During cross examination, Bennett's demeanor changed markedly. He changed from being talkative, and combative, a person wanting to be in charge, to a battered, visibly diminished witness. His voice became less vibrant; he was subdued; he became monosyllabic, as he admitted that he fabricated documents that he produced to the SEC (Tr. 274); he backdated documents (Tr. 274); whited-out information on certain documents (Tr. 274); directed others to falsify documents (Tr. 274); planned how he and others were to lie (Tr. 274); encouraged others to lie (Tr. 274-275); and on multiple occasions while under oath, gave knowingly false testimony. (Tr. 275)
Bennett told lies big and small; he lied about his college education (Tr. 275); and he lied about business transactions as to which he had already backdated certain documents. (Tr. 276) And the misbegotten purpose of his false testimony was to convince the SEC that certain business transactions were legitimate.
Bennett's statements about the legal advice he was given, when he was given such advice, and how he came to decide not to testify at his second trial are rejected as incredible. As he has in the past, he lied again. He had effective defense counsel and they advised of his right to plead or to go to trial. Having opted for trial, they advised him of his right to testify or not testify. They encouraged him not to testify, and they had good reason for that advice. Bennett's claim that his lawyers advised him that the entire transcript of his testimony from the first trial would be received in evidence is a fabrication. The argument that he was afraid of Judge Martin and therefore acquiesced in the supposed use of the transcript is also rejected. Bennett knew he could not testify without exposing himself to substantial cross examination; his counsel advised him not to testify; he considered that advice and then he chose not to testify.
His argument that the elements of the crimes charged in the indictment had not been explained is rejected. The indictment was explained to him;*fn7 and he heard Judge Griesa explain the elements of each of the crimes charged during the first trial. (Tr. 257:11-17) Bennett's argument that if the elements of each charge had been explained to him, he would have taken the stand, and explained them to the jury's satisfaction is sheer speculation.
The Court concludes that defense counsel was effective. Effective defense counsel advised Bennett of his right to testify, but further advised him that it was unwise to do so. There was a good reason for that advice. Bennett exercised his rights and chose not to testify. Bennett's current arguments to the contrary are based on untruths, inaccuracies, second guessing, and speculation.
Bennett understood the elements of the charges against him; and his decision not to testify had nothing to do with his being informed or not of the elements. Bennett, with the advice of competent and effective counsel, decided not to testify. Instead, defense counsel mounted an attack on the credibility of key government witnesses.

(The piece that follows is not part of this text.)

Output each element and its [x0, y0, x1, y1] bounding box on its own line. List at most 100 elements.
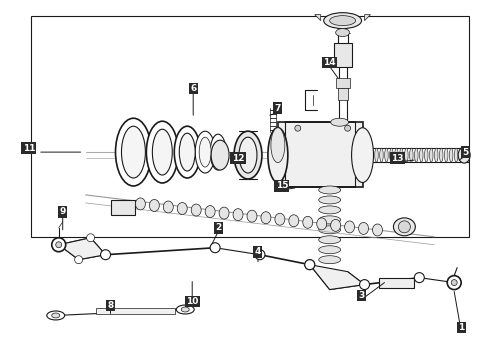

The strategy saved Bennett from testifying again and given the results achieved, cannot be said to have been ineffective.
This Opinion constitutes the Court's report to the Second Circuit, pursuant to the procedures set forth in United States v. Jacobson, 15 F.3d 19, 22 (2d Cir. 1994), on "the circumstances under which counsel undertook the actions and omissions that the petitioner alleges overrode his desire to testify." The Second Circuit has previously directed that either party to the appeal may restore jurisdiction to the Circuit Court by letter to the Clerk's Office within 30 days of this decision. A new notice of appeal is not needed.
The District Court Clerk is directed to close this matter.